3) RE both collection and creation problems: Pretend that your “collection problem” were well defined, and solved. What is the argument that you’d be able to create or simulate a brain or mind from that static image? Do you think you could form a useful simulation of time varying process in the stock market from a static image of trades at a given instant? Do you think from that set of trades you could derive complex time varying concepts like “trade war” or “inflation”, or from a set of synaptic connections you could derive complex time varying processes like “curiosity” or “sense of humor”? Maybe that’s possible, but it’s not AT ALL clear to me. Why do you think so?
I find discussions like this not worthwhile (if you’re not going to get into the actual nitty-gritty specifics, IMO it’s better not to get into stuff like this at all, you’ll just confuse yourself and other people). But users on this site seem to really like this kind of stuff, so maybe just LW isn’t for me :P
I’ll start with the positive: I understand that there’s a certain “sci-fi bullshit” feel to my original post. I expect that many people will be turned off by the tone of it, and I appreciate the feedback in that regard. If my post comes across as too cosmic and thus causes people to not pay attention to it or dismiss it out of hand, I need to work on that.

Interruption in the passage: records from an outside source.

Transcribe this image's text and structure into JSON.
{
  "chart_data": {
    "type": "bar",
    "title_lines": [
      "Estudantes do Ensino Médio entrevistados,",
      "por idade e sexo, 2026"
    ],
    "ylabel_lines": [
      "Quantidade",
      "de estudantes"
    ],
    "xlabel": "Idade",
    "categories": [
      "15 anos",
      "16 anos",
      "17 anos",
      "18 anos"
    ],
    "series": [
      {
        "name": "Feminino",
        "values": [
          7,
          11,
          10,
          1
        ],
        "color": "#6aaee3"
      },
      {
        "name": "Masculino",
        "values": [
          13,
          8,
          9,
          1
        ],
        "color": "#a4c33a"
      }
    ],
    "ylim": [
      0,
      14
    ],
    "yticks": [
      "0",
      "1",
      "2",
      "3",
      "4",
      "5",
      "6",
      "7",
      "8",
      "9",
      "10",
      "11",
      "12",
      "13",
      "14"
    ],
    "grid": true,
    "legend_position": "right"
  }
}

But, I really get the sense that you did not actually read the post and simply skimmed it. The three major points that you made were all either thoroughly addressed preemptively in my post, or thoroughly inapplicable.
I know that there is no empirically proven model for consciousness, which is why I explicitly said “the brain” is meant as a hypothesis, not the answer. Implicit in solving the Collection Problem is correctly creating a valid model.
I was quite specific about wanting to avoid the “Is simulated consciousness the same as real consciousness debate”. I acknowledged it as a potential solution, and further acknowledged it may not be the correct solution, then went on to explain why it didn’t matter. Let’s say you are correct regarding your criticism of simulation as a valid means of reproducing consciousness. It doesn’t change the nature of the Creation Problem. The problem still exists, and an answer still exists.
That is, quite literally, a rephrasing of the Creation Problem (“Once we have that information, how do we create a physical representation of it?”) I don’t have an answer to that question. If I did, it wouldn’t be a “problem”.